[ExI] What happens to US space programs after November?

Keith Henson hkeithhenson at gmail.com
Thu Jun 18 01:13:36 UTC 2020


Adrian Tymes <atymes at gmail.com> wrote:

On Tue, Jun 16, 2020 at 10:24 PM Keith Henson via extropy-chat <
extropy-chat at lists.extropy.org> wrote:

snip
>
>> The time to get a new robot to the moon is around two weeks.

> Not including time to diagnose the fault, build a robot from scratch to fix
the fault (which starts after the diagnosis, which starts after the fault),
and this approach would seem to be launching several tons of robot instead
of much less food & resupply.

It is a replacement, you just abandon the failed one.

>> Is it worth the many billion it would cost to keep humans on the moon?
>

>Would it in fact cost many billions?

Yes.  Industrializing the moon might run more than $2 T.  O'Neill's
1975 proposal is close to half a trillion in current dollars.

> Granted, ISS maintenance is over $1B
- it's about $3-4B - but that includes expansion, experiments, and all
other costs as well as keeping the humans alive.  I'm having trouble
finding hard data on how that breaks down, but it looks like a distinct
minority actually goes into life support, and the bulk of it is just NASA's
bureaucratic overhead, not actually producing anything (except jobs to
support federal funding).

It takes the full-time efforts of 3 people to maintain the ISS.

>> How do you propose to protect them from radiation?

> The best answer I have yet seen on this is to set up the colony in a lava
tube, which has enough overhead mass to reduce radiation to or below
average-Earth-surface level.  There are other methods too, but this is a
simple, robust, and low cost solution.  Perhaps put entrance shafts to one
side of the lava tube, rather than on top, so you don't have a "radiation
sunlight" part of the tube that people should stay out of.

That means your lunar base is located in a lave tube, not where you
want it to be for other reasons.

> I am highly
> biassed in the direction of people in space, on the moon, and on Mars.
> But I can't make an economic case for them.

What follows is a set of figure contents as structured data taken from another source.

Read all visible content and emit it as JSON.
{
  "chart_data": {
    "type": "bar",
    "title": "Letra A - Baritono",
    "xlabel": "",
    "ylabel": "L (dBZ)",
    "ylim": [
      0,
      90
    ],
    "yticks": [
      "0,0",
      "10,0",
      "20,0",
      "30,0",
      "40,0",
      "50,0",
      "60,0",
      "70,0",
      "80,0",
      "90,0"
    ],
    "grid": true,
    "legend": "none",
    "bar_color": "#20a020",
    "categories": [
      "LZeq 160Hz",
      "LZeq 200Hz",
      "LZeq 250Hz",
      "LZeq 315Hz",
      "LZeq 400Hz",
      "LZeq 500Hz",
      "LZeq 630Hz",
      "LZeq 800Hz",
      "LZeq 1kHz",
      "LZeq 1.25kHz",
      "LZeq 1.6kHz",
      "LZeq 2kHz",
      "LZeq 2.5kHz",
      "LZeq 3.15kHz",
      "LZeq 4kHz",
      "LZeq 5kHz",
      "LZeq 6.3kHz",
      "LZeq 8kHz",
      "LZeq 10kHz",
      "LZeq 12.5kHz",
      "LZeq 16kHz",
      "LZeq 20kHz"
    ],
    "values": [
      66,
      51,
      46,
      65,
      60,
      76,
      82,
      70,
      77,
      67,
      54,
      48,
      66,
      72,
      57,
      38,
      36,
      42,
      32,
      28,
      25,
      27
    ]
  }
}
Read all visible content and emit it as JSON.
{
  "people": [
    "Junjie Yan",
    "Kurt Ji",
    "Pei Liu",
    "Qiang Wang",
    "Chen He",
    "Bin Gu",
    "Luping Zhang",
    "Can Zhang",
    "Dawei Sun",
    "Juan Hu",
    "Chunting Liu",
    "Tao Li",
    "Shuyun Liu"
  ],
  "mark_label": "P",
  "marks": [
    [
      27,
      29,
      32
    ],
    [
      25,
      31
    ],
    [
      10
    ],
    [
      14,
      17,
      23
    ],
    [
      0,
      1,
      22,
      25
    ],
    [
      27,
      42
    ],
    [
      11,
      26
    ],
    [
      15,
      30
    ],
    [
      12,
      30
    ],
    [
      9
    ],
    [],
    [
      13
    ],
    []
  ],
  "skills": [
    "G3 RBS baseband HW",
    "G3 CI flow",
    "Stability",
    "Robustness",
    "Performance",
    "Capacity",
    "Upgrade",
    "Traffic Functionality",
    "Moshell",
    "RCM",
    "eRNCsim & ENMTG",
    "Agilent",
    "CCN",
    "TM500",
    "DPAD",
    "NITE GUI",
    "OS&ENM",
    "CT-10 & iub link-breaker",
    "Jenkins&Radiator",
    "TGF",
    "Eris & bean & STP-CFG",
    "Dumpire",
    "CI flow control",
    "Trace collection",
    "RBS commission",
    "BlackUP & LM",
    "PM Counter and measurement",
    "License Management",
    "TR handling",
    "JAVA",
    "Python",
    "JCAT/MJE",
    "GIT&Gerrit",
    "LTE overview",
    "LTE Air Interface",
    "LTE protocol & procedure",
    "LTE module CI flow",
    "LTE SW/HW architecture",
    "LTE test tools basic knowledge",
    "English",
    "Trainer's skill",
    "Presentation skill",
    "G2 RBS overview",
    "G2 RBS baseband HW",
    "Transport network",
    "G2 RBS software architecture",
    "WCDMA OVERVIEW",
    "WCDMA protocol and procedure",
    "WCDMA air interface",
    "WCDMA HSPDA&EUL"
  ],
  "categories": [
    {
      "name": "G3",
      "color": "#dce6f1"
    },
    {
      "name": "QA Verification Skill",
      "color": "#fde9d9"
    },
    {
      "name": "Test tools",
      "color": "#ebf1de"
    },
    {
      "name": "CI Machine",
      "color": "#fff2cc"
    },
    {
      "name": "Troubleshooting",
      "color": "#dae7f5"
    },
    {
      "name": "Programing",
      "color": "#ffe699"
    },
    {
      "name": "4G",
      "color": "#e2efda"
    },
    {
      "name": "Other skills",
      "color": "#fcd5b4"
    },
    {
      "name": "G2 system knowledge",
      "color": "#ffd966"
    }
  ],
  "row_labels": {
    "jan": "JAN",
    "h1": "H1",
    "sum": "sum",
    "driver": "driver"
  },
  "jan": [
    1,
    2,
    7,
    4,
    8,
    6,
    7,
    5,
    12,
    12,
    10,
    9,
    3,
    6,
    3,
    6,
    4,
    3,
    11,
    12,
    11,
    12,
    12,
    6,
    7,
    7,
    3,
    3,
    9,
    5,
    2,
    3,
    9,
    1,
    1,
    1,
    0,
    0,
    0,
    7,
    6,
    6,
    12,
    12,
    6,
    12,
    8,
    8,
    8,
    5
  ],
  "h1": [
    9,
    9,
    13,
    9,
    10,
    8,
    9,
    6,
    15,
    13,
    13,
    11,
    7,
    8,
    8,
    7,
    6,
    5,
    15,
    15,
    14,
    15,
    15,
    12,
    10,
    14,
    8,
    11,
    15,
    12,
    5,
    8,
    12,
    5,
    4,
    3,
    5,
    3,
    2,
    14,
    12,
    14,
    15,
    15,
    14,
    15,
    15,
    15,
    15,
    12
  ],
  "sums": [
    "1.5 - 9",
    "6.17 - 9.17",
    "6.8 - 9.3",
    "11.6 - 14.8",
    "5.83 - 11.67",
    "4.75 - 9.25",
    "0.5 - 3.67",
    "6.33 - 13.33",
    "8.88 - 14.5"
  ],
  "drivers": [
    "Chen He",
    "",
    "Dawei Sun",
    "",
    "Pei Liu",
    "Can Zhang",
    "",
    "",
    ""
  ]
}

> Good on you for even thinking of the economics.  That's the most critical
part that most who propose this ignore.

> I haven't completely solved it either, but the more I analyze it, the more
it seems the case will have to be made by what the colony can return to
Earth, rather than the usual orbital/interplanetary servicing options that
keep coming up.  This is for two reasons:
1) Today, there is either literally no or a very tiny (depending on what
you count) off-Earth market.  Either way, insufficient funds can be
extracted to support the colony until an off-Earth market builds up.
2) Even once an off-Earth market does build up, for a long time it will be
dwarfed by the size of the on-Earth market.  Even a tiny sliver of the
on-Earth market will provide way more support than the entire off-Earth
market can provide, likely for decades after the colony's founding.
(Decades after founding, the colony will presumably be much more
self-sufficient than right after it is founded.)

> So, what can a lunar colony provide for Earth?  (I haven't thought through
what a Martian colony might provide, as a lunar colony is likely to happen
first: even assuming completely independent lunar and Martian colonization
efforts, the lunar one needs less resources and thus is likely to establish
a colony before the Martian effort does.)  The main things I am currently
aware of are:

1) Power, from solar panels manufactured on the Moon and relayed (probably
via one or more intermediary satellites) to rectennas on Earth's surface.
You have made extensive studies of Earth-launched solar power satellites; I
would be curious to see your take on this alternative.  Assume that any
intermediate satellites are built on and launched from the Moon as well;
they're simple enough that it seems less cost to set up the manufacturing
facilities on the Moon than to launch from Earth.

Constructing power satellites for placement in GEO was what O'Neill
proposed.  Relaying is just out of the question though, the losses are
too high.  The lunar surface is an awful place for collecting solar
power, two weeks of darkness.  The same problem makes it difficult to
set up any energy-intensive processing on the moon.

Selling power to the earth is not easy in any case.  There are a lot
of ways to make energy and the market is highly competitive.

snip

3) Mining Rare Earth elements for return to & sale on Earth.

Rare earth elements are not that rare.  I don't think anyone of them
is worth the cost to ship to earth.  Certainly, magnesium i and
aluminum are not valuable enough for them to be worth shipping.